5. Calculate the biological half-life for iodide in its distribution volume and compare the result to the physical half-life of 131I (8 days).

Seeanswers

Highlights

· T4 is likely to be a prohormone, which is deiodinised by monodeiodinase to the more potent T3 just before it is used in the cells. Thus T3 is probably the final hormone, although it is present only in a very low concentration (10-9 mol per l).

· Thyroid hormones are synthesised in adult persons as long as the dietary iodine (I2) supersedes 75 mg daily. This is an adequate supply to prevent goitre formation.

· The endoplasmic reticulum synthesises a large storage molecule called thyroglobulin. This compound is build up by a long peptide chain with tyrosine units and a carbohydrate unit completed by the Golgi apparatus. Iodine-free thyroglobulin is transported in vesicles to the apical membrane, where they fuse with the membrane and finally release thyroglobulin at the apical membrane.

· Thyroid hormones stimulate oxygen consumption in almost all cells. They stimulate the rate of 1) hepatic glucose output and peripheral glucose utilisation, 2) hepatic metabolism of fatty acids, cholesterol and triglycerides, and 3) the synthesis of important proteins. The many rate-stimulating effects are summarized in an overall increase in oxygen consumption. This slow - but long lasting - calorigenic and thermogenic effect is confined to the mitochondria.

· The thyroid hormones and the catecholamines work together in metabolic acceleration. Thyroid hormones increase the number of b-adrenergic receptors. Thyroid hormones modulate the secretion of sex hormones (sex development), growth hormone (growth), and nerve growth factors (CNS development).
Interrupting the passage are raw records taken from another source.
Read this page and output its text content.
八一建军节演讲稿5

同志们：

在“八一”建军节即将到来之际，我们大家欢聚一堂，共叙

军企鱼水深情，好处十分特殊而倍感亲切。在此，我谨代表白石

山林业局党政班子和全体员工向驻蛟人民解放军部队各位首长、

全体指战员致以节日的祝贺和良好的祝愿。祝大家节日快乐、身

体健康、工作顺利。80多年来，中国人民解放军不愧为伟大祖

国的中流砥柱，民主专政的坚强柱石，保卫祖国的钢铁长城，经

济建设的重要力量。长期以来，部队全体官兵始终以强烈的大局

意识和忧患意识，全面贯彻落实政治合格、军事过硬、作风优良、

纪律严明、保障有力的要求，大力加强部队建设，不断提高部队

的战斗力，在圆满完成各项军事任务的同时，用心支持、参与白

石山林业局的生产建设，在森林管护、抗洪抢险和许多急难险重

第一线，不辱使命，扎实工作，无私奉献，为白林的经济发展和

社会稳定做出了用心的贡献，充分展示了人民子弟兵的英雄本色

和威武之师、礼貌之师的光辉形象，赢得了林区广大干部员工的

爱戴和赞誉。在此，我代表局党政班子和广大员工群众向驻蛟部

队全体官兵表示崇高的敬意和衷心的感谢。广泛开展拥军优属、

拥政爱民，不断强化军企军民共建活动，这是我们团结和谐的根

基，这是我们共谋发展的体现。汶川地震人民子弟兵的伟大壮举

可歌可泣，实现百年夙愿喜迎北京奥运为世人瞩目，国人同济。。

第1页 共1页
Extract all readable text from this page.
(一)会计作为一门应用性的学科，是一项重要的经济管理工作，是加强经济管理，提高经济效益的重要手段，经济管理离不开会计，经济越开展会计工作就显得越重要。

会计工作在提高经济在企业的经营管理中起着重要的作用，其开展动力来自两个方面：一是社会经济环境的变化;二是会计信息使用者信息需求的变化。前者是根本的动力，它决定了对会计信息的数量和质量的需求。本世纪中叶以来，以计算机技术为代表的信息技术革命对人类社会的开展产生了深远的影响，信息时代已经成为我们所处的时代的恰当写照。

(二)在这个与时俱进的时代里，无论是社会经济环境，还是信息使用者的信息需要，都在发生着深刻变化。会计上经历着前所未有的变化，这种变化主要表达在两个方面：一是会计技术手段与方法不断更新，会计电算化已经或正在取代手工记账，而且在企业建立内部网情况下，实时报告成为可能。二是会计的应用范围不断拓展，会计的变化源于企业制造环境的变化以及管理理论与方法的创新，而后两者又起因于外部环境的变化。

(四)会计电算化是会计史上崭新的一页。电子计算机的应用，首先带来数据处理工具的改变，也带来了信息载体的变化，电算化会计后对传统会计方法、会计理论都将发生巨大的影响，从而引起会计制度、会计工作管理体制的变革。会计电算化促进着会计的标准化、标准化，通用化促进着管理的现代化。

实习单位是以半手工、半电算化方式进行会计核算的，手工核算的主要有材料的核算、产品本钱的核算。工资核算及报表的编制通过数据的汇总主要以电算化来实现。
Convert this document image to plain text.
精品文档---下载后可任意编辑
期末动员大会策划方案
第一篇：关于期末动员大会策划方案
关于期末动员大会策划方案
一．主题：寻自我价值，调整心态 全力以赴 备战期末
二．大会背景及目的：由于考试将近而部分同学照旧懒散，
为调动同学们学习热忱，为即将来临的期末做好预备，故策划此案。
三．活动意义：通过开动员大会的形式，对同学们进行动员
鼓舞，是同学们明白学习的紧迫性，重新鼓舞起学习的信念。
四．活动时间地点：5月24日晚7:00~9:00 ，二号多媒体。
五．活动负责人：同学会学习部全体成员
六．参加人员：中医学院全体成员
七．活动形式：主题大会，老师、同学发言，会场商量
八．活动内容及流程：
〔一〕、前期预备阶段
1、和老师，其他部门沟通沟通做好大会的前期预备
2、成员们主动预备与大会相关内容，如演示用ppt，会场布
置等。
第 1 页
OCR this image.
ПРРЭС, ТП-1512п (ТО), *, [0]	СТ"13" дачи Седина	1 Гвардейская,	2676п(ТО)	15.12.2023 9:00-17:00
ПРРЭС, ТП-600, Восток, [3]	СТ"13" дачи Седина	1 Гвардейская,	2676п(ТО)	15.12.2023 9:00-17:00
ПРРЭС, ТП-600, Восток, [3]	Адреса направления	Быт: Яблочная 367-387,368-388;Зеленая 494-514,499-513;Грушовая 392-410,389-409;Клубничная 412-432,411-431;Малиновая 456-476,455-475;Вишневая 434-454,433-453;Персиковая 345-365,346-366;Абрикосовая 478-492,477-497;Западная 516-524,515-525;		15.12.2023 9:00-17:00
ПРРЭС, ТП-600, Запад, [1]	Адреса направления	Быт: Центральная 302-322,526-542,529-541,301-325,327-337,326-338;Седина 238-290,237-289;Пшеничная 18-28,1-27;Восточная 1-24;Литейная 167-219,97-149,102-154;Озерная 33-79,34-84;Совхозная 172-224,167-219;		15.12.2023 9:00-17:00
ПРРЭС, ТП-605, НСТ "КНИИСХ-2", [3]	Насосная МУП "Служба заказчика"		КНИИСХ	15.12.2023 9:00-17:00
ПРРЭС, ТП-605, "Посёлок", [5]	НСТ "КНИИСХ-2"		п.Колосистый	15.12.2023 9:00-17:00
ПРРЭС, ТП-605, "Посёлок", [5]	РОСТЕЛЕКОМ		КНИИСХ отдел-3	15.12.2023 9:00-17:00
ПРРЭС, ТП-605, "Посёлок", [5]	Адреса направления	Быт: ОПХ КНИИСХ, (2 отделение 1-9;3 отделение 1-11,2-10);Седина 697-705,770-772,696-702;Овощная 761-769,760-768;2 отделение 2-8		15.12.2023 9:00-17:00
· The high basal metabolic rate raises the core and shell temperature, so that the peripheral vessels dilatate. This vasodilatation forces the cardiac output to increase. A circulatory shock develops, if the rise in cardiac output is insufficient - so-called high output failure.

· Calcitonin is produced by the parafollicular C-cells of the thyroid. Calcitonin inhibits bone resorption by blocking the PTH receptors on the osteoclasts. The result is an extremely effective lowering of plasma [Ca2+ ] and [phosphate]. Calcitonin is important in bone remodelling and in treatment of osteoporosis.

· The classical hyperthyroidism or thyrotoxicosis (Graves thyroiditis, Basedows disease) is a condition characterized by an abnormal rise in basal metabolic rate, struma and eye signs (thyroid eye disease). The eyes of the patient typically bulge (ie, exophtalmus). Patients with thyrotoxicosis have overwhelmingly high metabo­lic rates.

· Primary hypothyroidism is abnormally low activity of the thyroid gland with low circulating thyroid hormone levels caused by thyroid disease. Secondary hypothyroidism results from hypothalamic-pituitary disease.

· Primary hypothyroidism is caused by microsomal autoantibodies precipitated in the glandular tissue. Lymphoid infiltration of the thyroid may eventually lead to atrophy with abnormally low production of T4. Another clinical form starts out as Hashimotos thyroiditis, often with hyperthyroidism and goitre. Following atrophy caused by microsomal autoantibodies, the condition ends as hypothyroidism, or the patient is euthyroid. When hypothyroidism is congenital both physical and mental development is impaired and cretinism is the result. Also iodide deficiency in childhood may result in a hypothyroid dwarf or cretin.

· Myxoedema in the adult is severe thyroid gland hypothyroidism with a puffy swollen face due to a hard, non-pitting oedema (tortoise skin called myxoedema). The skin is dry and cold; there is bradycardia, often cardiomegaly (ie, myxoedema heart), hair loss, constipation, muscle weakness and anovulatory cycles in females.

· Struma is a visible or palpable enlargement of the thyroid. Struma is due to iodine deficiency, increased iodine demand or strumagens. Any prolonged TSH stimulation results in an enlarged thyroid.

Further Reading

Griffin, J.E. and S.R. Ojeda. "Textbook of Endocrine Physiology." Oxford University Press, N.Y./London, 1992.

Hofstra, R.M.W. et al. "A mutation in the RET proto-oncogene associated with multiple endocrine neoplasia type 2B and sporadic medullary thyroid carcinoma." Nature 367: 375-377, 1994.